Portugal

"Lisboa terá memorial da escravatura, mas não cancelará seu passado", diz prefeito

Demora para a construção do empreendimento que retratará o pior do período colonialista de Portugal faz parte do processo democrático, segundo Carlos Moedas. Ele afirma que manterá todas as obras que retratam personagens ligados ao tráfico negreiro para se aprender com a história

Vicente Nunes - Correspondente
postado em 09/03/2023 20:23
 (crédito: Reprodução/Lisboa oficial )
(crédito: Reprodução/Lisboa oficial )

Lisboa — Tema que provoca enorme comoção em Portugal, a ponto de não ser tocado em muitas escolas, o passado escravocrata do país será retratado em um memorial a ser construído pela Prefeitura de Lisboa. O projeto foi aprovado em 2019, mas ainda depende de avaliação de várias áreas do poder público para sair do papel. A demora tem levantado dúvidas sobre o real comprometimento do atual prefeito, Carlos Moedas, do PSD, de centro-direita, de levar o empreendimento adiante.

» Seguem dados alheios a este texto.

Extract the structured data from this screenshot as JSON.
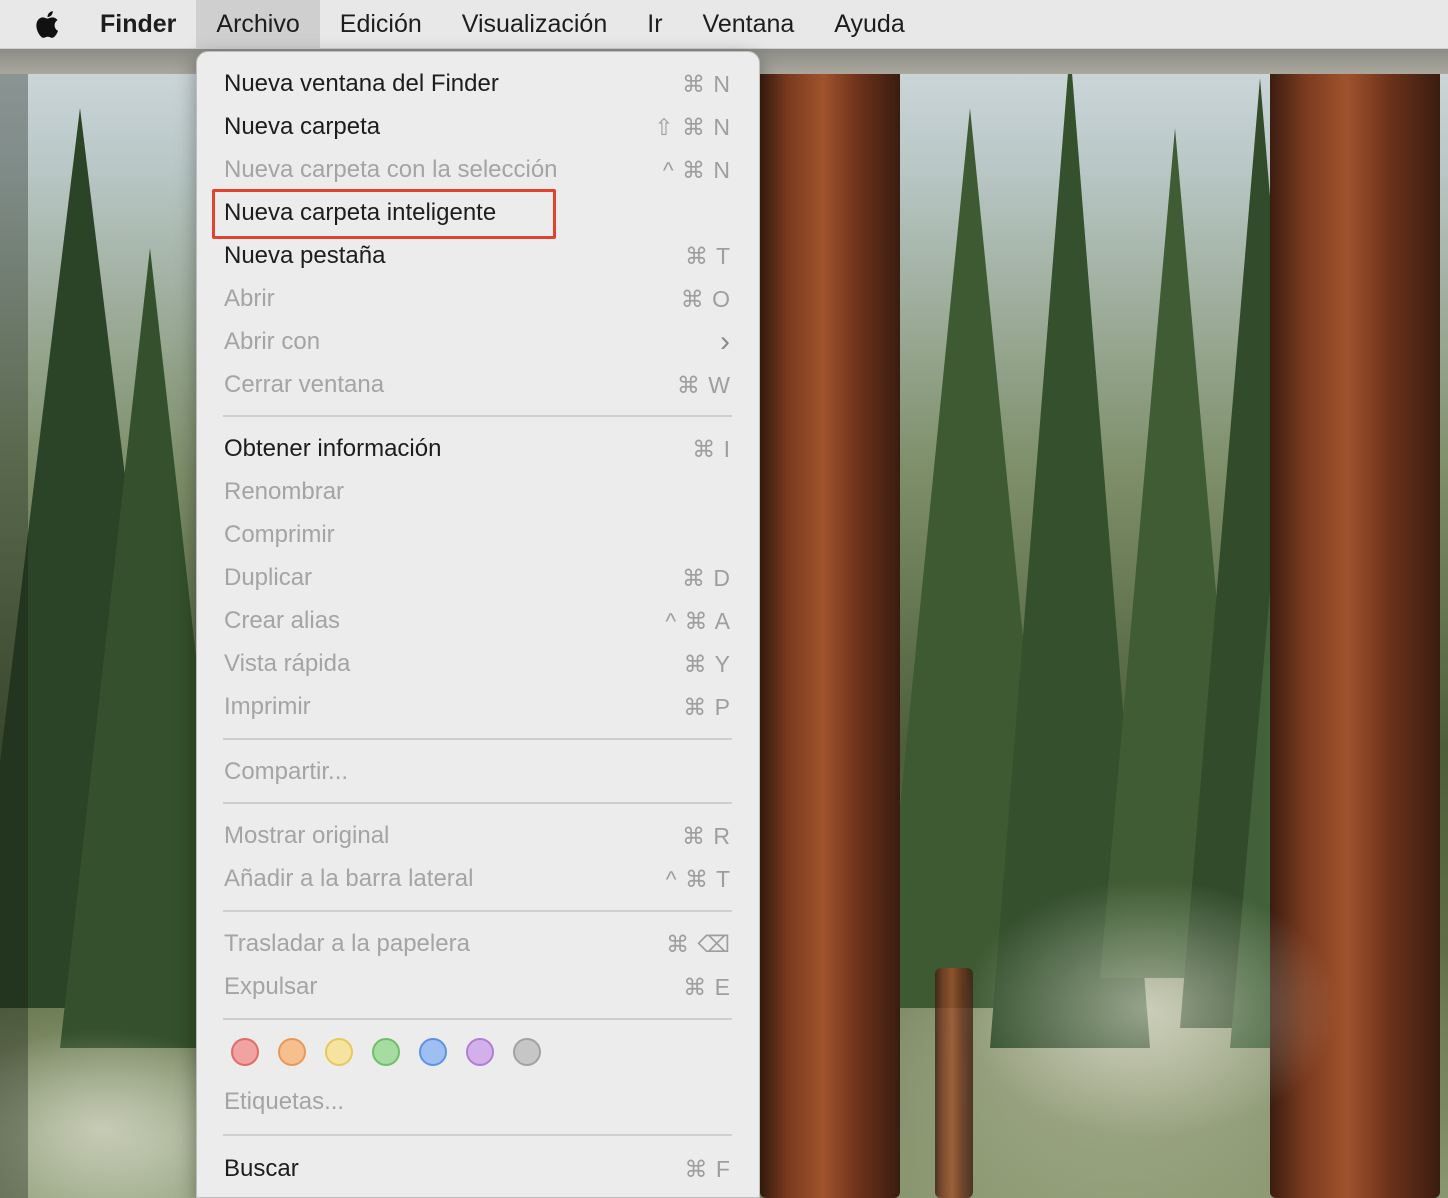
{
  "menubar": {
    "apple_icon": "apple-logo-icon",
    "items": [
      {
        "label": "Finder"
      },
      {
        "label": "Archivo"
      },
      {
        "label": "Edición"
      },
      {
        "label": "Visualización"
      },
      {
        "label": "Ir"
      },
      {
        "label": "Ventana"
      },
      {
        "label": "Ayuda"
      }
    ]
  },
  "menu": {
    "items": [
      {
        "label": "Nueva ventana del Finder",
        "shortcut": "⌘ N",
        "enabled": true
      },
      {
        "label": "Nueva carpeta",
        "shortcut": "⇧ ⌘ N",
        "enabled": true
      },
      {
        "label": "Nueva carpeta con la selección",
        "shortcut": "^ ⌘ N",
        "enabled": false
      },
      {
        "label": "Nueva carpeta inteligente",
        "shortcut": "",
        "enabled": true,
        "highlighted": true
      },
      {
        "label": "Nueva pestaña",
        "shortcut": "⌘ T",
        "enabled": true
      },
      {
        "label": "Abrir",
        "shortcut": "⌘ O",
        "enabled": false
      },
      {
        "label": "Abrir con",
        "shortcut": "›",
        "enabled": false
      },
      {
        "label": "Cerrar ventana",
        "shortcut": "⌘ W",
        "enabled": false
      },
      {
        "label": "Obtener información",
        "shortcut": "⌘ I",
        "enabled": true
      },
      {
        "label": "Renombrar",
        "shortcut": "",
        "enabled": false
      },
      {
        "label": "Comprimir",
        "shortcut": "",
        "enabled": false
      },
      {
        "label": "Duplicar",
        "shortcut": "⌘ D",
        "enabled": false
      },
      {
        "label": "Crear alias",
        "shortcut": "^ ⌘ A",
        "enabled": false
      },
      {
        "label": "Vista rápida",
        "shortcut": "⌘ Y",
        "enabled": false
      },
      {
        "label": "Imprimir",
        "shortcut": "⌘ P",
        "enabled": false
      },
      {
        "label": "Compartir...",
        "shortcut": "",
        "enabled": false
      },
      {
        "label": "Mostrar original",
        "shortcut": "⌘ R",
        "enabled": false
      },
      {
        "label": "Añadir a la barra lateral",
        "shortcut": "^ ⌘ T",
        "enabled": false
      },
      {
        "label": "Trasladar a la papelera",
        "shortcut": "⌘ ⌫",
        "enabled": false
      },
      {
        "label": "Expulsar",
        "shortcut": "⌘ E",
        "enabled": false
      },
      {
        "label": "Etiquetas...",
        "shortcut": "",
        "enabled": false
      },
      {
        "label": "Buscar",
        "shortcut": "⌘ F",
        "enabled": true
      }
    ],
    "tag_colors": [
      {
        "name": "red",
        "fill": "#f0a3a0",
        "ring": "#e06c66"
      },
      {
        "name": "orange",
        "fill": "#f5c08e",
        "ring": "#e89a55"
      },
      {
        "name": "yellow",
        "fill": "#f7e3a0",
        "ring": "#e6c95c"
      },
      {
        "name": "green",
        "fill": "#a6dca2",
        "ring": "#6fbf69"
      },
      {
        "name": "blue",
        "fill": "#9fbff3",
        "ring": "#5f92e6"
      },
      {
        "name": "purple",
        "fill": "#d3b0ea",
        "ring": "#b07ed6"
      },
      {
        "name": "gray",
        "fill": "#c6c6c6",
        "ring": "#a2a2a2"
      }
    ],
    "highlight_color": "#e0432f"
  }
}
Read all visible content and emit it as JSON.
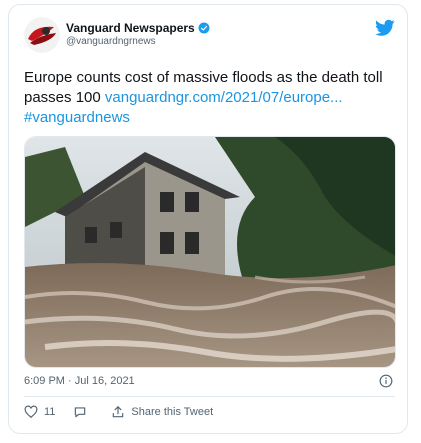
{
  "tweet": {
    "author_name": "Vanguard Newspapers",
    "author_handle": "@vanguardngrnews",
    "text_main": "Europe counts cost of massive floods as the death toll passes 100 ",
    "link_text": "vanguardngr.com/2021/07/europe...",
    "hashtag": "#vanguardnews",
    "timestamp": "6:09 PM · Jul 16, 2021",
    "like_count": "11",
    "share_label": "Share this Tweet"
  },
  "icons": {
    "brand": "twitter-bird-icon",
    "verified": "verified-badge-icon",
    "info": "info-icon",
    "like": "heart-icon",
    "reply": "reply-bubble-icon",
    "share": "share-icon"
  },
  "colors": {
    "link": "#1b95e0",
    "twitter_blue": "#1d9bf0",
    "muted": "#536471",
    "border": "#e1e8ed"
  }
}
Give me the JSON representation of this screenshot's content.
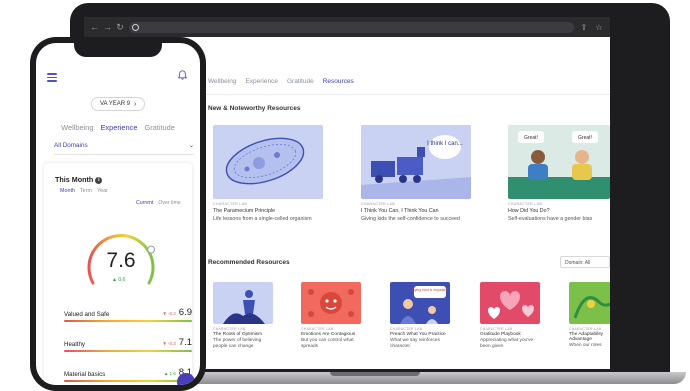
{
  "web": {
    "nav_tabs": [
      {
        "label": "Wellbeing",
        "active": false
      },
      {
        "label": "Experience",
        "active": false
      },
      {
        "label": "Gratitude",
        "active": false
      },
      {
        "label": "Resources",
        "active": true
      }
    ],
    "new_section_title": "New & Noteworthy Resources",
    "featured": [
      {
        "meta": "CHARACTER LAB",
        "title": "The Paramecium Principle",
        "desc": "Life lessons from a single-celled organism"
      },
      {
        "meta": "CHARACTER LAB",
        "title": "I Think You Can, I Think You Can",
        "desc": "Giving kids the self-confidence to succeed",
        "thumb_text": "I think I can..."
      },
      {
        "meta": "CHARACTER LAB",
        "title": "How Did You Do?",
        "desc": "Self-evaluations have a gender bias",
        "bubble_left": "Great!",
        "bubble_right": "Great!"
      }
    ],
    "recommended_title": "Recommended Resources",
    "domain_select": "Domain: All",
    "recommended": [
      {
        "meta": "CHARACTER LAB",
        "title": "The Roots of Optimism",
        "desc": "The power of believing people can change"
      },
      {
        "meta": "CHARACTER LAB",
        "title": "Emotions Are Contagious",
        "desc": "But you can control what spreads"
      },
      {
        "meta": "CHARACTER LAB",
        "title": "Preach What You Practice",
        "desc": "What we say reinforces character.",
        "thumb_text": "Trying hard is important!"
      },
      {
        "meta": "CHARACTER LAB",
        "title": "Gratitude Playbook",
        "desc": "Appreciating what you've been given"
      },
      {
        "meta": "CHARACTER LAB",
        "title": "The Adaptability Advantage",
        "desc": "When our roles"
      }
    ]
  },
  "phone": {
    "year_label": "VA YEAR 9",
    "tabs": [
      {
        "label": "Wellbeing",
        "active": false
      },
      {
        "label": "Experience",
        "active": true
      },
      {
        "label": "Gratitude",
        "active": false
      }
    ],
    "domains_label": "All Domains",
    "this_month": "This Month",
    "periods": [
      {
        "label": "Month",
        "active": true
      },
      {
        "label": "Term",
        "active": false
      },
      {
        "label": "Year",
        "active": false
      }
    ],
    "views": [
      {
        "label": "Current",
        "active": true
      },
      {
        "label": "Over time",
        "active": false
      }
    ],
    "gauge": {
      "value": "7.6",
      "delta": "▲ 0.6",
      "fraction": 0.76
    },
    "metrics": [
      {
        "label": "Valued and Safe",
        "delta": "▼ -0.2",
        "direction": "down",
        "value": "6.9"
      },
      {
        "label": "Healthy",
        "delta": "▼ -0.3",
        "direction": "down",
        "value": "7.1"
      },
      {
        "label": "Material basics",
        "delta": "▲ 1.6",
        "direction": "up",
        "value": "8.1"
      }
    ]
  },
  "colors": {
    "accent": "#3b3fb3",
    "positive": "#2f9e44",
    "negative": "#e55353"
  }
}
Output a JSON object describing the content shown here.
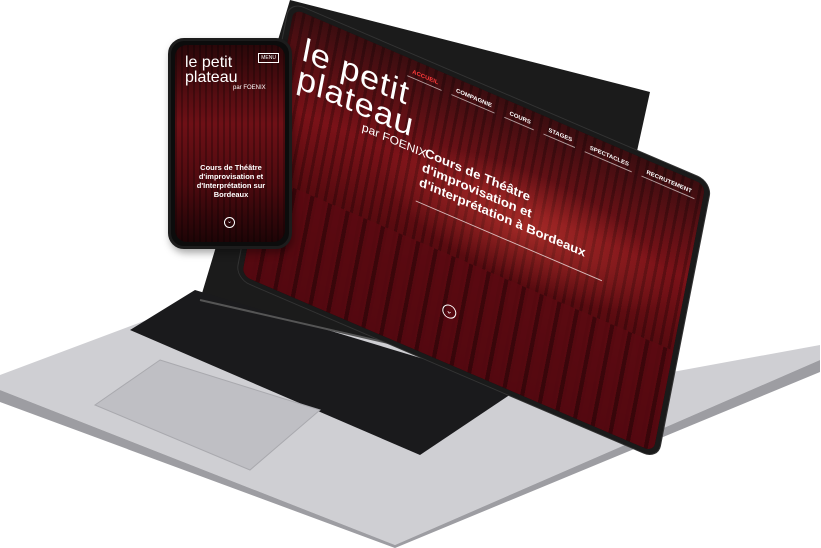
{
  "site": {
    "logo": {
      "line1": "le petit",
      "line2": "plateau",
      "tagline": "par FOENIX"
    },
    "nav": [
      {
        "label": "ACCUEIL",
        "active": true
      },
      {
        "label": "COMPAGNIE"
      },
      {
        "label": "COURS"
      },
      {
        "label": "STAGES"
      },
      {
        "label": "SPECTACLES"
      },
      {
        "label": "RECRUTEMENT"
      }
    ],
    "hero_title": "Cours de Théâtre d'improvisation et d'interprétation à Bordeaux"
  },
  "phone": {
    "logo": {
      "line1": "le petit",
      "line2": "plateau",
      "tagline": "par FOENIX"
    },
    "menu_label": "MENU",
    "hero_title": "Cours de Théâtre d'improvisation et d'Interprétation sur Bordeaux"
  },
  "colors": {
    "accent": "#ff3b3b",
    "curtain": "#7a1218",
    "laptop_body": "#c9c9cc"
  },
  "icons": {
    "scroll_down": "chevron-down-icon"
  }
}
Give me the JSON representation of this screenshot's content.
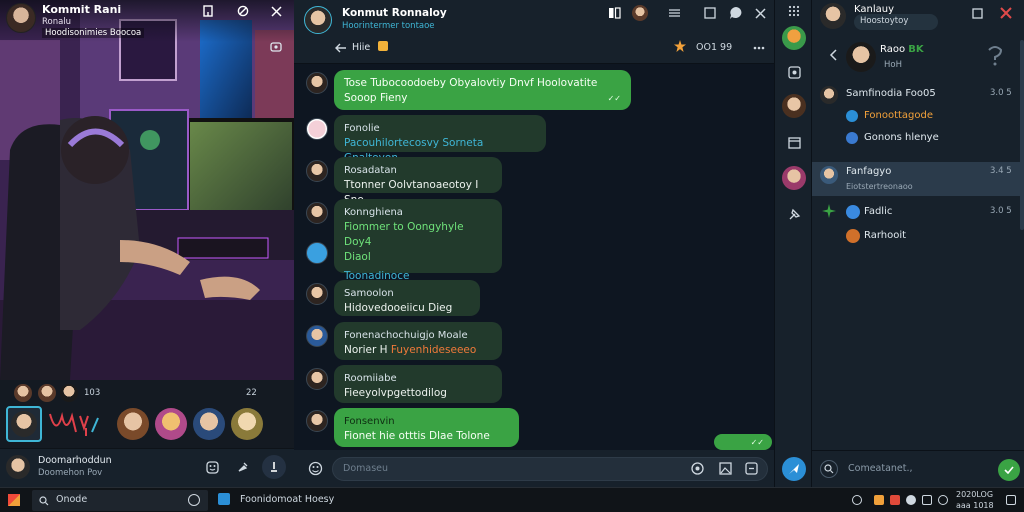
{
  "left_panel": {
    "header_name": "Kommit Rani",
    "header_sub1": "Ronalu",
    "header_sub2": "Hoodisonimies Boocoa",
    "strip_count": "103",
    "strip_count2": "22",
    "bottom_name": "Doomarhoddun",
    "bottom_sub": "Doomehon Pov"
  },
  "chat": {
    "title": "Konmut Ronnaloy",
    "subtitle": "Hoorintermer tontaoe",
    "sub_line": "Hiie",
    "header_count": "OO1 99",
    "messages": [
      {
        "id": "m1",
        "text": "Tose Tubocoodoeby Obyalovtiy Dnvf Hoolovatite Sooop Fieny"
      },
      {
        "id": "m2",
        "name": "Fonolie",
        "text": "Pacouhilortecosvy Sorneta Gnaltoyon"
      },
      {
        "id": "m3",
        "name": "Rosadatan",
        "text": "Ttonner Oolvtanoaeotoy I Sno..."
      },
      {
        "id": "m4",
        "name": "Konnghiena",
        "text": "Fiommer to Oongyhyle Doy4",
        "text2": "Diaol",
        "link": "Toonadinoce"
      },
      {
        "id": "m5",
        "name": "Samoolon",
        "text": "Hidovedooeiicu Dieg"
      },
      {
        "id": "m6",
        "name": "Fonenachochuigjo Moale",
        "text": "Norier H",
        "link": "Fuyenhideseeeo"
      },
      {
        "id": "m7",
        "name": "Roomiiabe",
        "text": "Fieeyolvpgettodilog"
      },
      {
        "id": "m8",
        "name": "Fonsenvin",
        "text": "Fionet hie otttis Dlae Tolone"
      },
      {
        "id": "m9",
        "text": ""
      }
    ],
    "input_placeholder": "Domaseu"
  },
  "right_panel": {
    "title": "Kanlauy",
    "subtitle": "Hoostoytoy",
    "profile_name": "Raoo",
    "profile_badge": "BK",
    "profile_sub": "HoH",
    "rows": [
      {
        "name": "Samfinodia Foo05",
        "time": "3.0 5"
      },
      {
        "name": "Fonoottagode",
        "time": ""
      },
      {
        "name": "Gonons hlenye",
        "time": ""
      },
      {
        "name": "Fanfagyo",
        "time": "3.4 5",
        "sub": "Eiotstertreonaoo"
      },
      {
        "name": "Fadlic",
        "time": "3.0 5"
      },
      {
        "name": "Rarhooit",
        "time": ""
      }
    ],
    "search_placeholder": "Comeatanet.,"
  },
  "taskbar": {
    "search_label": "Onode",
    "app_label": "Foonidomoat Hoesy",
    "clock_time": "2020LOG",
    "clock_date": "aaa 1018"
  },
  "colors": {
    "accent": "#3aa344",
    "link": "#3fb6d6",
    "app_bg": "#17212b",
    "chat_bg": "#0e1621"
  }
}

“O projeto vai sair”, garante Moedas, que diz ser a favor do memorial. Mas, para ele, é importante deixar claro que, ao reconhecer a tragédia da escravidão, sobretudo nos tempos do Brasil colônia, não se deve limar personagens importantes da história portuguesa por envolvimento com o tráfico negreiro. “A única política que sou contra é a de cancelar aquilo que é a história, ou seja, a nossa história, que tem o bem e o mal. Não devemos cancelar, nem um nem outro. Portanto, sou totalmente a favor de se ter um memorial sobre a escravatura, mas também sou totalmente a favor de que nós não retiremos estátuas ou símbolos da nossa cidade que representam a nossa história, com os erros que foram cometidos”, afirma.


Para o prefeito, ao assumir os dois lados da história será possível corrigir o futuro. “Temos de olhar para o nosso passado com os olhos bem abertos. Eu posso contar aos meus filhos sobre os erros que cometemos, o que fizemos de mal, e o que fizemos de bem, mas não dizer que apagamos a história”, reforça. No entender dele, o discurso daqueles que têm pensamento mais radical, como os que pregam a retirada dos brasões da Praça do Império, que representam o período colonialista, não deve prevalecer.


“Há uma diferença entre um pensamento mais radical de esquerda e um pensamento mais centrista. E eu assumo isso como político. Quem tem esse pensamento mais radical tem de respeitar a minha visão, que não é nem de dizer não ao memorial da escravatura, nem também acabar com uma praça que sempre existiu, dizer que a praça agora vai ser mudada, vai ser arrancada, que se vai destruir. Não faz sentido”, ressalta o prefeito.

Risco do populismo

Segundo Moedas, não há má vontade, nem política contra o memorial da escravatura. “Não há absolutamente nada disso. Que isso fique bem claro. Também não há, do meu lado, uma política, muito adepta de uma certa extrema-esquerda, de anular a nossa história, com todos os erros que fizemos”, assinala. Ele lembra que, quando foi comissário da União Europeia, falou sobre a navegação portuguesa e o que foi o Infante Dom Henrique. “Me lembro de ter havido um ataque, diziam que não podíamos falar sobre esse tema. Isso é um erro histórico”, acredita.


O prefeito destaca que Lisboa estará aberta a várias iniciativas, de um lado e do outro, mantendo o que já existe, para aprender com o passado. Ela acrescenta que a demora para se tirar projetos do papel é natural no setor público, porque há um longo processo a ser seguido. “Precisamos de pareceres de vários serviços da Câmara Municipal. Esse é o curso normal. Mas há vontade política de fazer o que está combinado. É preciso lembrar que o processo democrático tem o seu tempo. Inaugurei ontem um centro de saúde que começou a ser construído em 2017”, conta.


Na avaliação de Moedas, os populistas gostam de dizer que acabariam com todos esses processos burocráticos, destruiriam estátuas e fariam um memorial de um dia para o outro. “É esse populismo, à esquerda e à direita, que reforça o radicalismo que hoje temos, pessoas que pensam que podem destruir as instituições”, enfatiza.